Any scheduler configured by a searcher should inherit from TrialSchedulerWithSearcher, which mainly makes sure that configure_scheduler() is called before the searcher is first used. It is also strongly recommended to implement configure_scheduler for a new searcher, restricting usage to compatible schedulers.

The class MultiFidelityKernelDensityEstimator inherits from KernelDensityEstimator:

On top of self.X and self.y, it also maintains resource values \(r\) for each datapoint in self.resource_levels.
get_config remains the same, only its subroutine train_kde for training the good and bad density models is modified. The idea is to fit these to data from a single rung level, namely the largest level at which we have observed at least self.num_min_data_points points.
configure_scheduler restricts usage to schedulers implementing MultiFidelitySchedulerMixin, which all multi-fidelity schedulers need to inherit from (examples are HyperbandScheduler for asynchronous Hyperband and SynchronousHyperbandScheduler for synchronous Hyperband). It also calls configure_scheduler(). Moreover, self.resource_attr is obtained from the scheduler, so does not have to be passed.

Note

Any multi-fidelity scheduler configured by a searcher should inherit from both TrialSchedulerWithSearcher and MultiFidelitySchedulerMixin. The latter is a basic API to be implemented by multi-fidelity schedulers, which is used by the configure_scheduler of searchers specialized to multi-fidelity HPO. Doing so makes sure any new multi-fidelity scheduler can seamlessly be used with any such searcher.
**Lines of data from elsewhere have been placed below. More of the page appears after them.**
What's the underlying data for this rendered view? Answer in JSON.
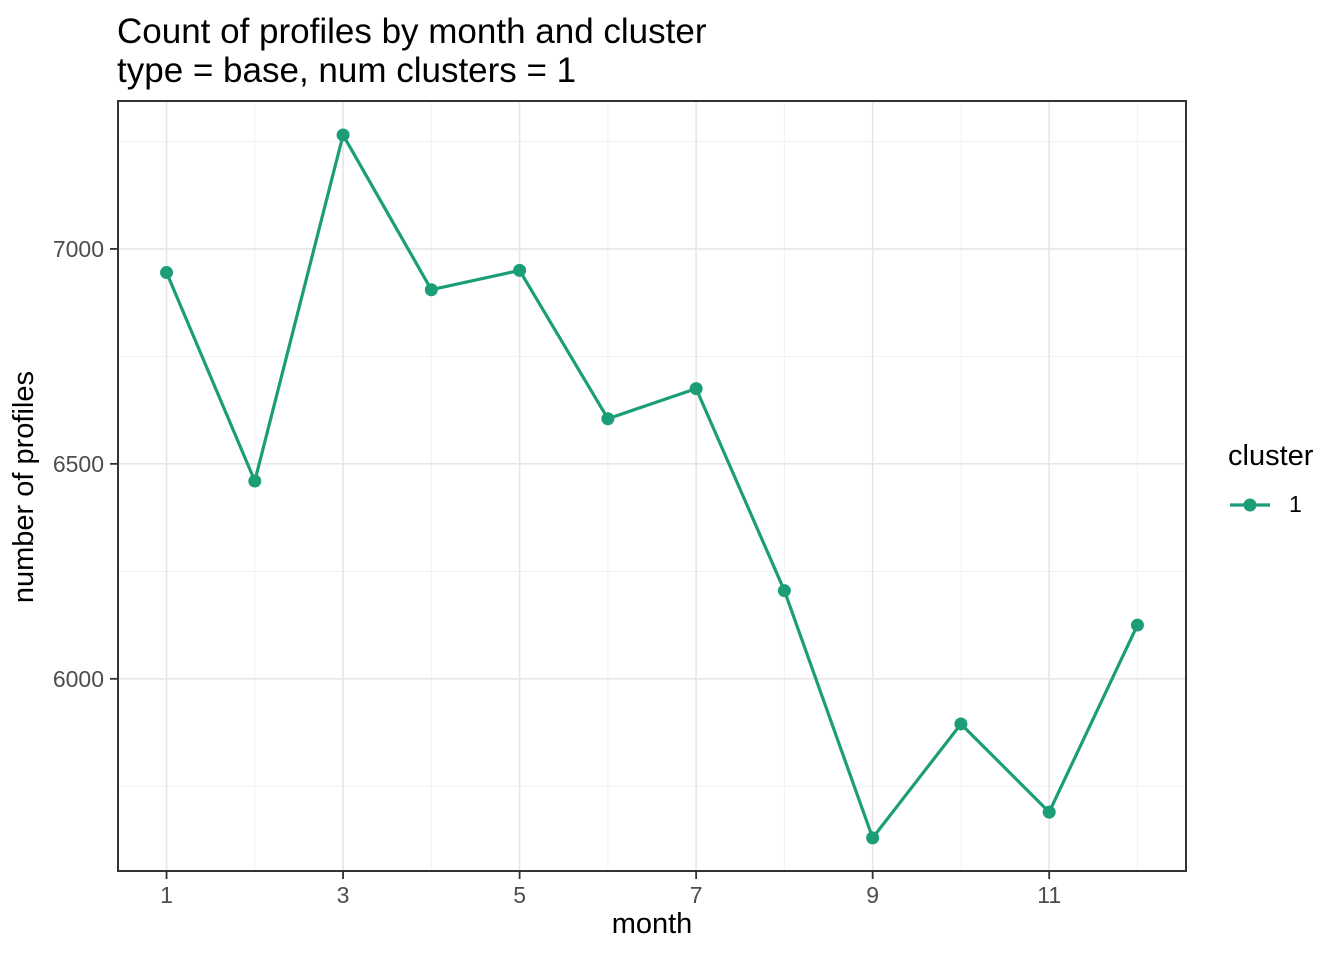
{
  "title": "Count of profiles by month and cluster",
  "subtitle": "type = base, num clusters = 1",
  "axes": {
    "x_label": "month",
    "y_label": "number of profiles",
    "x_tick_labels": [
      "1",
      "3",
      "5",
      "7",
      "9",
      "11"
    ],
    "y_tick_labels": [
      "6000",
      "6500",
      "7000"
    ]
  },
  "legend": {
    "title": "cluster",
    "entries": [
      {
        "label": "1",
        "color": "#1b9e77"
      }
    ]
  },
  "colors": {
    "series": "#1b9e77",
    "grid_major": "#e6e6e6",
    "grid_minor": "#f1f1f1",
    "panel_border": "#333333",
    "axis_tick": "#333333",
    "tick_text": "#4d4d4d",
    "panel_background": "#ffffff"
  },
  "chart_data": {
    "type": "line",
    "title": "Count of profiles by month and cluster",
    "subtitle": "type = base, num clusters = 1",
    "xlabel": "month",
    "ylabel": "number of profiles",
    "x": [
      1,
      2,
      3,
      4,
      5,
      6,
      7,
      8,
      9,
      10,
      11,
      12
    ],
    "series": [
      {
        "name": "1",
        "color": "#1b9e77",
        "values": [
          6945,
          6460,
          7265,
          6905,
          6950,
          6605,
          6675,
          6205,
          5630,
          5895,
          5690,
          6125
        ]
      }
    ],
    "xlim": [
      0.45,
      12.55
    ],
    "ylim": [
      5553,
      7344
    ],
    "x_major_ticks": [
      1,
      3,
      5,
      7,
      9,
      11
    ],
    "x_minor_ticks": [
      2,
      4,
      6,
      8,
      10,
      12
    ],
    "y_major_ticks": [
      6000,
      6500,
      7000
    ],
    "y_minor_ticks": [
      5750,
      6250,
      6750,
      7250
    ],
    "grid": true,
    "legend_position": "right",
    "legend_title": "cluster",
    "marker": "circle",
    "marker_radius": 6.5,
    "line_width": 3.2
  }
}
While being functional and simple, the MultiFidelityKernelDensityEstimator does not showcase the full range of information exchanged between HyperbandScheduler and a searcher. In particular:

register_pending: BOHB does not take pending evaluations into account.
remove_case, evaluation_failed are not implemented.
get_state, clone_from_state are not implemented, so schedulers with this searcher are not properly serialized.
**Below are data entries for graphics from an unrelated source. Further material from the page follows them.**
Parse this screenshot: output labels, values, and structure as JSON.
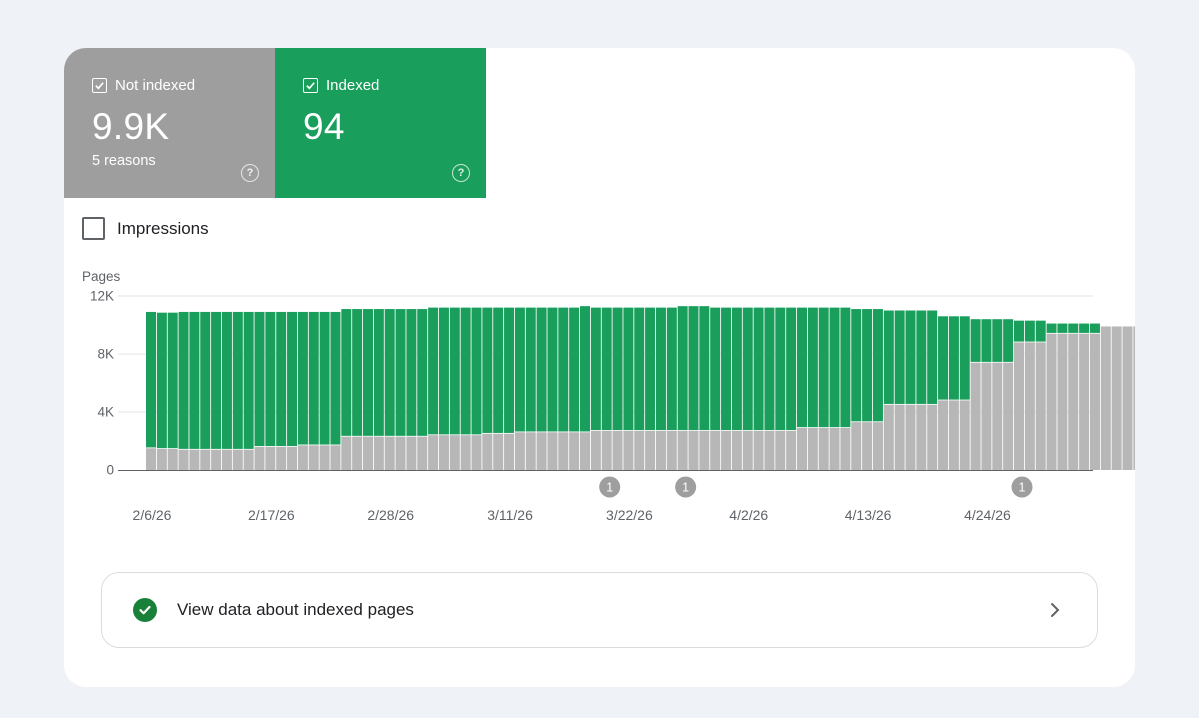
{
  "tiles": {
    "not_indexed": {
      "label": "Not indexed",
      "value": "9.9K",
      "sub": "5 reasons",
      "color": "#9e9e9e"
    },
    "indexed": {
      "label": "Indexed",
      "value": "94",
      "color": "#1a9e5c"
    }
  },
  "impressions": {
    "label": "Impressions",
    "checked": false
  },
  "cta": {
    "label": "View data about indexed pages",
    "icon": "check-circle-icon",
    "chevron": "chevron-right-icon"
  },
  "chart_data": {
    "type": "bar",
    "stacked": true,
    "ylabel": "Pages",
    "ylim": [
      0,
      12000
    ],
    "yticks": [
      "0",
      "4K",
      "8K",
      "12K"
    ],
    "ytick_values": [
      0,
      4000,
      8000,
      12000
    ],
    "xtick_labels": [
      "2/6/26",
      "2/17/26",
      "2/28/26",
      "3/11/26",
      "3/22/26",
      "4/2/26",
      "4/13/26",
      "4/24/26"
    ],
    "xtick_start_index": [
      0,
      11,
      22,
      33,
      44,
      55,
      66,
      77
    ],
    "grid": true,
    "series": [
      {
        "color": "#b7b7b7",
        "values": [
          1500,
          1450,
          1450,
          1400,
          1400,
          1400,
          1400,
          1400,
          1400,
          1400,
          1600,
          1600,
          1600,
          1600,
          1700,
          1700,
          1700,
          1700,
          2300,
          2300,
          2300,
          2300,
          2300,
          2300,
          2300,
          2300,
          2400,
          2400,
          2400,
          2400,
          2400,
          2500,
          2500,
          2500,
          2600,
          2600,
          2600,
          2600,
          2600,
          2600,
          2600,
          2700,
          2700,
          2700,
          2700,
          2700,
          2700,
          2700,
          2700,
          2700,
          2700,
          2700,
          2700,
          2700,
          2700,
          2700,
          2700,
          2700,
          2700,
          2700,
          2900,
          2900,
          2900,
          2900,
          2900,
          3300,
          3300,
          3300,
          4500,
          4500,
          4500,
          4500,
          4500,
          4800,
          4800,
          4800,
          7400,
          7400,
          7400,
          7400,
          8800,
          8800,
          8800,
          9400,
          9400,
          9400,
          9400,
          9400,
          9900,
          9900,
          9900,
          9900,
          9900
        ]
      },
      {
        "color": "#1a9e5c",
        "values": [
          9400,
          9400,
          9400,
          9500,
          9500,
          9500,
          9500,
          9500,
          9500,
          9500,
          9300,
          9300,
          9300,
          9300,
          9200,
          9200,
          9200,
          9200,
          8800,
          8800,
          8800,
          8800,
          8800,
          8800,
          8800,
          8800,
          8800,
          8800,
          8800,
          8800,
          8800,
          8700,
          8700,
          8700,
          8600,
          8600,
          8600,
          8600,
          8600,
          8600,
          8700,
          8500,
          8500,
          8500,
          8500,
          8500,
          8500,
          8500,
          8500,
          8600,
          8600,
          8600,
          8500,
          8500,
          8500,
          8500,
          8500,
          8500,
          8500,
          8500,
          8300,
          8300,
          8300,
          8300,
          8300,
          7800,
          7800,
          7800,
          6500,
          6500,
          6500,
          6500,
          6500,
          5800,
          5800,
          5800,
          3000,
          3000,
          3000,
          3000,
          1500,
          1500,
          1500,
          700,
          700,
          700,
          700,
          700,
          0,
          0,
          0,
          0,
          0
        ]
      }
    ],
    "annotations": [
      {
        "label": "1",
        "index": 42
      },
      {
        "label": "1",
        "index": 49
      },
      {
        "label": "1",
        "index": 80
      }
    ]
  }
}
For a more complete and advanced example, the reader is invited to study GPMultiFidelitySearcher and GPFIFOSearcher. This searcher takes pending evaluations into account (by way of fantasizing). Moreover, it can be configured with a Gaussian process model and an acquisition function, which is optimized in a gradient-based manner.

Moreover, as already noted here, HyperbandScheduler also allows to configure the decision rule for stop/continue or pause/resume as part of on_trial_report. Examples for this are found in StoppingRungSystem, PromotionRungSystem, RUSHStoppingRungSystem, PASHARungSystem, CostPromotionRungSystem.